The likelihood that you and your family will recover from an emergency tomorrow often depends on the planning and preparation done today. While each family’s abilities and needs are unique, every individual can take steps to prepare for all kinds of emergencies, from fires and floods to severe weather events and, yes, even potential terrorist events.
But, let’s take a moment and consider those requiring special assistance. They may live in our homes, live next door, or sit next to you at work. If you are affected by disabilities, you’ll likely have other considerations for your emergency plan. Ready.gov published a document outlining commonsense measures for individuals with disabilities and others with access and functional needs — as well as the people who assist and support them — so preparing for emergencies can happen in advance.

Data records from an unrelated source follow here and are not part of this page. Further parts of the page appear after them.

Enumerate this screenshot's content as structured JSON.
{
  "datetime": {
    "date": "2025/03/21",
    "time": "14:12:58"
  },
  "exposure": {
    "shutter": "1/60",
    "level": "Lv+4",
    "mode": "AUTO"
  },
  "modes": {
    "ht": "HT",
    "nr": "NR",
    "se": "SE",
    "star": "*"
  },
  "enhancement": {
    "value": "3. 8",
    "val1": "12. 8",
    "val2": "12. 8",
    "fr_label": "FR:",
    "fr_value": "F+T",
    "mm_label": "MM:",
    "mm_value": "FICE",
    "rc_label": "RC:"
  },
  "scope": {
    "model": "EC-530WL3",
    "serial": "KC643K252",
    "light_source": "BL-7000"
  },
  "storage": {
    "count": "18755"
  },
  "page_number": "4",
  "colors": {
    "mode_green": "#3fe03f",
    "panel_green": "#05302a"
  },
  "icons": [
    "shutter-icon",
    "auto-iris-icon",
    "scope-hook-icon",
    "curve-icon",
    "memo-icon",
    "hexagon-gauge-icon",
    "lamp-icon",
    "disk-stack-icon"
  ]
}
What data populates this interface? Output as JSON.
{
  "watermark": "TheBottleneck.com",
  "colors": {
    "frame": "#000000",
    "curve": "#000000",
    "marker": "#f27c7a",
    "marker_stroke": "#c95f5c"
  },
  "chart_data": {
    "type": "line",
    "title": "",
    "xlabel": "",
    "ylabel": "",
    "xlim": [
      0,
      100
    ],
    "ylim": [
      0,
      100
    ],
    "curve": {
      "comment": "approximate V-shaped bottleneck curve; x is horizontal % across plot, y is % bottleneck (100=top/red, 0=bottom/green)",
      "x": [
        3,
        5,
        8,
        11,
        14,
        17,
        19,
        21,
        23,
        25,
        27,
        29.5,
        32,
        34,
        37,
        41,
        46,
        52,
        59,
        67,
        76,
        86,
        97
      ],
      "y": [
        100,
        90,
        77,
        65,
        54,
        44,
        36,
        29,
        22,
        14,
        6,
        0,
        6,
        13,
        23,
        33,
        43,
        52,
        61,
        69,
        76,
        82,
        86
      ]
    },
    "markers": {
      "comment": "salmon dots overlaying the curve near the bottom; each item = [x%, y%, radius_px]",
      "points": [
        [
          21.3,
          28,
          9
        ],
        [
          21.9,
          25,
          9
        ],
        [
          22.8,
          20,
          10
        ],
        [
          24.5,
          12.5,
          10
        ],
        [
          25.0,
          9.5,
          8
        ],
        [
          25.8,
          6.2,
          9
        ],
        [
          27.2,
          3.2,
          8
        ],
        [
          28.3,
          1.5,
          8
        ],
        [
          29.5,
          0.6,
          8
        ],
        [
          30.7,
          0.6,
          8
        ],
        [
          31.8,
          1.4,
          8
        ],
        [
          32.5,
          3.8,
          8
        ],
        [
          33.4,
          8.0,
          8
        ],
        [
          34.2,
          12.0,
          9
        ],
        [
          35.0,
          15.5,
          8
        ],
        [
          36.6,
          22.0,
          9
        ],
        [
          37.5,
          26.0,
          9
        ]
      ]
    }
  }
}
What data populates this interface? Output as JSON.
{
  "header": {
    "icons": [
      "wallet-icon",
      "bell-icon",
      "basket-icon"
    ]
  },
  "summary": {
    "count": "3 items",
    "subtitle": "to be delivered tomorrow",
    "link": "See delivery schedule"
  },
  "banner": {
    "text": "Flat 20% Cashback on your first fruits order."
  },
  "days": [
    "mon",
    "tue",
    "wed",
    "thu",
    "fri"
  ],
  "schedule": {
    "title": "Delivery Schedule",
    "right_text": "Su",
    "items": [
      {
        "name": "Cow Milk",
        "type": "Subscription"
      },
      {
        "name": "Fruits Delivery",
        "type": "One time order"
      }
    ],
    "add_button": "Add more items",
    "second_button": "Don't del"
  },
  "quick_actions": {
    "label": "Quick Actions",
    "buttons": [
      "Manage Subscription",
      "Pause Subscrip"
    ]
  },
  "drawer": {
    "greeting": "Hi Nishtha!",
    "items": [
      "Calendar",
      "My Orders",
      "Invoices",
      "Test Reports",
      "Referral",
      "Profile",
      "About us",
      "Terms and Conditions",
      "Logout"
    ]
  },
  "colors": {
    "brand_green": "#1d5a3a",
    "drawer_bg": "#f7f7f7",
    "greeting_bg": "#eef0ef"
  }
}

Other suggested considerations for your emergency plan could include:
- Create a Personal Support Network and share your emergency plan with those listed;
- Include the names and numbers of everyone in your personal support network, as well as your medical providers, in your emergency supply kit;
- Make sure someone in your personal support network has an extra key to your home and knows where you keep your emergency supplies;
- If you use a wheelchair or other medical equipment, show friends how to use these devices so they can move you if necessary. Teach them how to use any lifesaving equipment or administer medicine in case of an emergency; and,
- Practice your plan with those who have agreed to be part of your personal support network.